E, para aqueles que não acreditavam ou que tinham suas dúvidas quanto à utilização dos termos de adesão na prática, os casos acima citados mostram que este novo instrumento foi bem recebido pela comunidade jurídica e sua aplicação prática tem se mostrado bastante benéfica, com a diminuição dos custos e do tempo dispendidos pelas partes, mas sem se abrir mão da segurança jurídica.
Este deve ser mesmo o espírito de todos os envolvidos nos processos de recuperação judicial: buscar o melhor aproveitamento das inovações legislativas.
[1] Autos nº 5004765-23.2021.8.08.0024.
[2] Autos nº 1002559-69.2021.8.11.0041.
[3] TJES 5004765-23.2021.8.08.0002; TJSP: 1002559-69.2021.8.11.0041; TJSP: 1004719-59.2021.8.26.0038.
[4] Maria Fabiana Seoane Dominguez Sant’Ana e Mayara Isfer Osna, in Comentários à Lei de Recuperação de Empresas e Falência.

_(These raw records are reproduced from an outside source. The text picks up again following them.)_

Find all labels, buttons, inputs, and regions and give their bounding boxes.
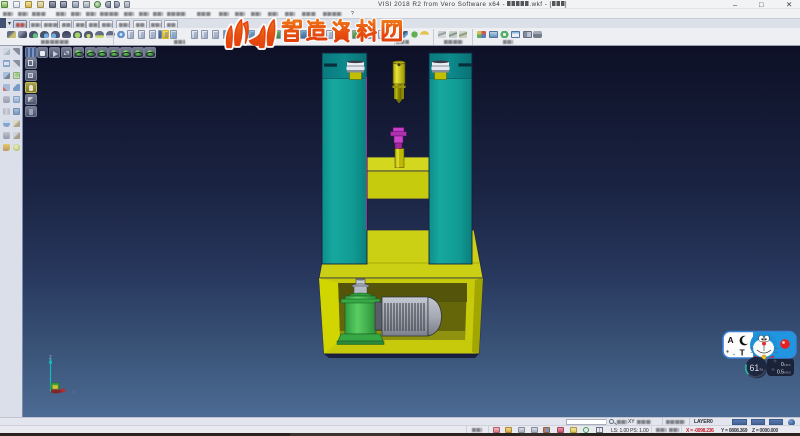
svg-text:T: T: [740, 348, 746, 358]
svg-text:61: 61: [750, 363, 760, 373]
svg-text:A: A: [728, 335, 734, 345]
svg-text:x: x: [72, 390, 75, 396]
svg-text:%: %: [760, 367, 764, 372]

Editora Foco: Indaiatuba, 2022, p.168/220.
[5] Art. 45-A. As deliberações da assembleia-geral de credores previstas nesta Lei poderão ser substituídas pela comprovação da adesão de credores que representem mais da metade do valor dos créditos sujeitos à recuperação judicial, observadas as exceções previstas nesta Lei. (…) § 4º As deliberações no formato previsto neste artigo serão fiscalizadas pelo administrador judicial, que emitirá parecer sobre sua regularidade, com oitiva do Ministério Público, previamente à sua homologação judicial, independentemente da concessão ou não da recuperação judicial.